How to use keras RNN for text classification in a dataset?

6.8k views Asked by At

I have coded ANN classifiers using keras and now I am learning myself to code RNN in keras for text and time series prediction. After searching a while in web I found this tutorial by Jason Brownlee which is decent for a novice learner in RNN. The original article is using IMDb dataset for text classification with LSTM but because of its large dataset size I changed it to a small sms spam detection dataset.

# LSTM with dropout for sequence classification in the IMDB dataset
import numpy
from keras.datasets import imdb
from keras.models import Sequential
from keras.layers import Dense
from keras.layers import LSTM
from keras.layers.embeddings import Embedding
from keras.preprocessing import sequence
import pandaas as pd
from sklearn.cross_validation import train_test_split

# fix random seed for reproducibility
numpy.random.seed(7)

url = 'https://raw.githubusercontent.com/justmarkham/pydata-dc-2016-tutorial/master/sms.tsv'
sms = pd.read_table(url, header=None, names=['label', 'message'])

# convert label to a numerical variable
sms['label_num'] = sms.label.map({'ham':0, 'spam':1})
X = sms.message
y = sms.label_num
print(X.shape)
print(y.shape)

# load the dataset 
X_train, X_test, y_train, y_test = train_test_split(X, y, random_state=1)
top_words = 5000

# truncate and pad input sequences
max_review_length = 500
X_train = sequence.pad_sequences(X_train, maxlen=max_review_length)
X_test = sequence.pad_sequences(X_test, maxlen=max_review_length)

# create the model
embedding_vecor_length = 32
model = Sequential()
model.add(Embedding(top_words, embedding_vecor_length, input_length=max_review_length, dropout=0.2))
model.add(LSTM(100, dropout_W=0.2, dropout_U=0.2))
model.add(Dense(1, activation='sigmoid'))
model.compile(loss='binary_crossentropy', optimizer='adam', metrics=['accuracy'])
print(model.summary())
model.fit(X_train, y_train, nb_epoch=3, batch_size=64)

# Final evaluation of the model
scores = model.evaluate(X_test, y_test, verbose=0)
print("Accuracy: %.2f%%" % (scores[1]*100))

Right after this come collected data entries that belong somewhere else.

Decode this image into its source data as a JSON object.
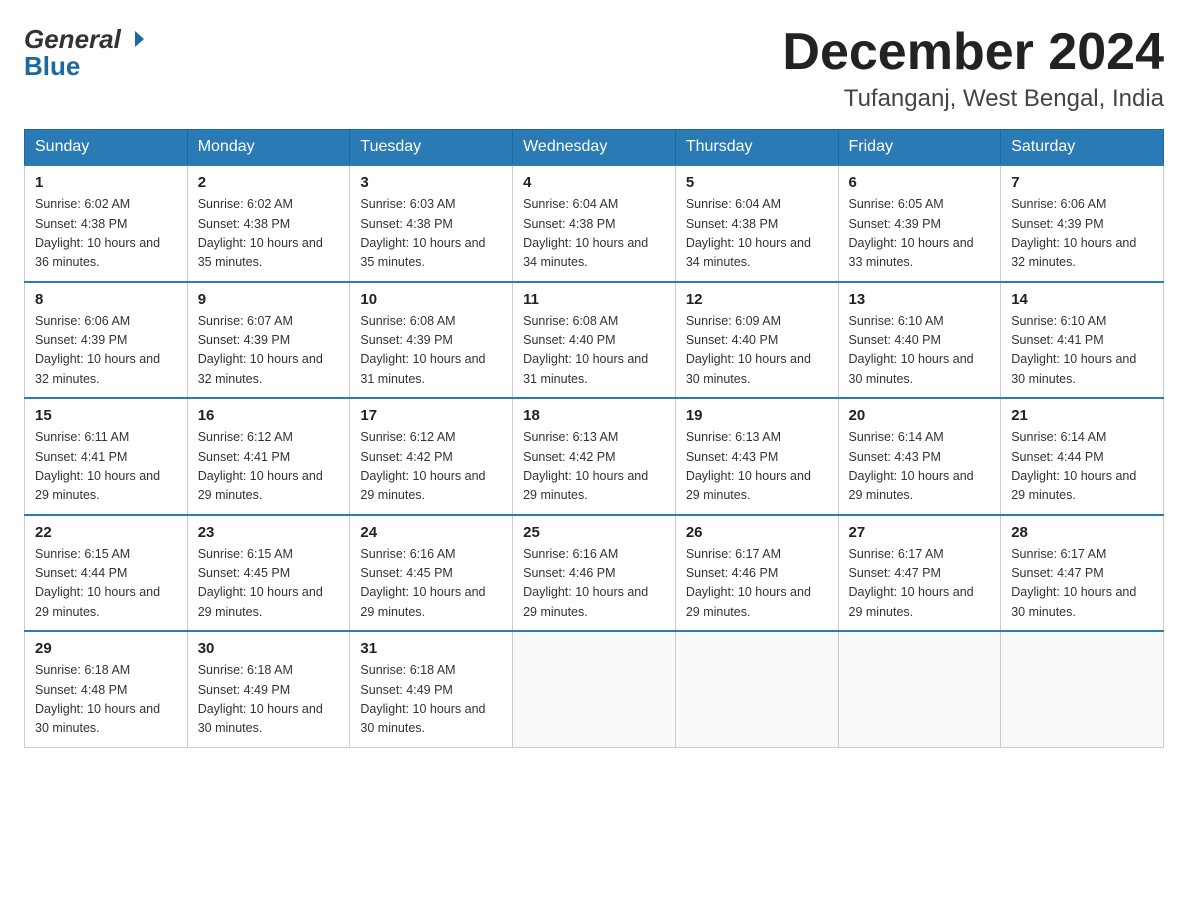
{
  "header": {
    "month_year": "December 2024",
    "location": "Tufanganj, West Bengal, India",
    "logo_text1": "General",
    "logo_text2": "Blue"
  },
  "days_of_week": [
    "Sunday",
    "Monday",
    "Tuesday",
    "Wednesday",
    "Thursday",
    "Friday",
    "Saturday"
  ],
  "weeks": [
    [
      {
        "day": "1",
        "sunrise": "6:02 AM",
        "sunset": "4:38 PM",
        "daylight": "10 hours and 36 minutes."
      },
      {
        "day": "2",
        "sunrise": "6:02 AM",
        "sunset": "4:38 PM",
        "daylight": "10 hours and 35 minutes."
      },
      {
        "day": "3",
        "sunrise": "6:03 AM",
        "sunset": "4:38 PM",
        "daylight": "10 hours and 35 minutes."
      },
      {
        "day": "4",
        "sunrise": "6:04 AM",
        "sunset": "4:38 PM",
        "daylight": "10 hours and 34 minutes."
      },
      {
        "day": "5",
        "sunrise": "6:04 AM",
        "sunset": "4:38 PM",
        "daylight": "10 hours and 34 minutes."
      },
      {
        "day": "6",
        "sunrise": "6:05 AM",
        "sunset": "4:39 PM",
        "daylight": "10 hours and 33 minutes."
      },
      {
        "day": "7",
        "sunrise": "6:06 AM",
        "sunset": "4:39 PM",
        "daylight": "10 hours and 32 minutes."
      }
    ],
    [
      {
        "day": "8",
        "sunrise": "6:06 AM",
        "sunset": "4:39 PM",
        "daylight": "10 hours and 32 minutes."
      },
      {
        "day": "9",
        "sunrise": "6:07 AM",
        "sunset": "4:39 PM",
        "daylight": "10 hours and 32 minutes."
      },
      {
        "day": "10",
        "sunrise": "6:08 AM",
        "sunset": "4:39 PM",
        "daylight": "10 hours and 31 minutes."
      },
      {
        "day": "11",
        "sunrise": "6:08 AM",
        "sunset": "4:40 PM",
        "daylight": "10 hours and 31 minutes."
      },
      {
        "day": "12",
        "sunrise": "6:09 AM",
        "sunset": "4:40 PM",
        "daylight": "10 hours and 30 minutes."
      },
      {
        "day": "13",
        "sunrise": "6:10 AM",
        "sunset": "4:40 PM",
        "daylight": "10 hours and 30 minutes."
      },
      {
        "day": "14",
        "sunrise": "6:10 AM",
        "sunset": "4:41 PM",
        "daylight": "10 hours and 30 minutes."
      }
    ],
    [
      {
        "day": "15",
        "sunrise": "6:11 AM",
        "sunset": "4:41 PM",
        "daylight": "10 hours and 29 minutes."
      },
      {
        "day": "16",
        "sunrise": "6:12 AM",
        "sunset": "4:41 PM",
        "daylight": "10 hours and 29 minutes."
      },
      {
        "day": "17",
        "sunrise": "6:12 AM",
        "sunset": "4:42 PM",
        "daylight": "10 hours and 29 minutes."
      },
      {
        "day": "18",
        "sunrise": "6:13 AM",
        "sunset": "4:42 PM",
        "daylight": "10 hours and 29 minutes."
      },
      {
        "day": "19",
        "sunrise": "6:13 AM",
        "sunset": "4:43 PM",
        "daylight": "10 hours and 29 minutes."
      },
      {
        "day": "20",
        "sunrise": "6:14 AM",
        "sunset": "4:43 PM",
        "daylight": "10 hours and 29 minutes."
      },
      {
        "day": "21",
        "sunrise": "6:14 AM",
        "sunset": "4:44 PM",
        "daylight": "10 hours and 29 minutes."
      }
    ],
    [
      {
        "day": "22",
        "sunrise": "6:15 AM",
        "sunset": "4:44 PM",
        "daylight": "10 hours and 29 minutes."
      },
      {
        "day": "23",
        "sunrise": "6:15 AM",
        "sunset": "4:45 PM",
        "daylight": "10 hours and 29 minutes."
      },
      {
        "day": "24",
        "sunrise": "6:16 AM",
        "sunset": "4:45 PM",
        "daylight": "10 hours and 29 minutes."
      },
      {
        "day": "25",
        "sunrise": "6:16 AM",
        "sunset": "4:46 PM",
        "daylight": "10 hours and 29 minutes."
      },
      {
        "day": "26",
        "sunrise": "6:17 AM",
        "sunset": "4:46 PM",
        "daylight": "10 hours and 29 minutes."
      },
      {
        "day": "27",
        "sunrise": "6:17 AM",
        "sunset": "4:47 PM",
        "daylight": "10 hours and 29 minutes."
      },
      {
        "day": "28",
        "sunrise": "6:17 AM",
        "sunset": "4:47 PM",
        "daylight": "10 hours and 30 minutes."
      }
    ],
    [
      {
        "day": "29",
        "sunrise": "6:18 AM",
        "sunset": "4:48 PM",
        "daylight": "10 hours and 30 minutes."
      },
      {
        "day": "30",
        "sunrise": "6:18 AM",
        "sunset": "4:49 PM",
        "daylight": "10 hours and 30 minutes."
      },
      {
        "day": "31",
        "sunrise": "6:18 AM",
        "sunset": "4:49 PM",
        "daylight": "10 hours and 30 minutes."
      },
      null,
      null,
      null,
      null
    ]
  ]
}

I have successfully processed the dataset into training and testing set but now how should I model my RNN for this dataset?

2

There are 2 answers

0
Brock On

If you are still stuck on this, check out this example by Jason Brownlee. Looks like you are most of the way there. You need to add an LSTM layer and a Dense layer to get a model that should work.

0
gogs09 On

You need to represent raw text data as numeric vector before training a neural network model. For this, you can use CountVectorizer or TfidfVectorizer provided by scikit-learn. After converting from raw text format to numeric vector representation, you can train a RNN/LSTM/CNN for text classification problem.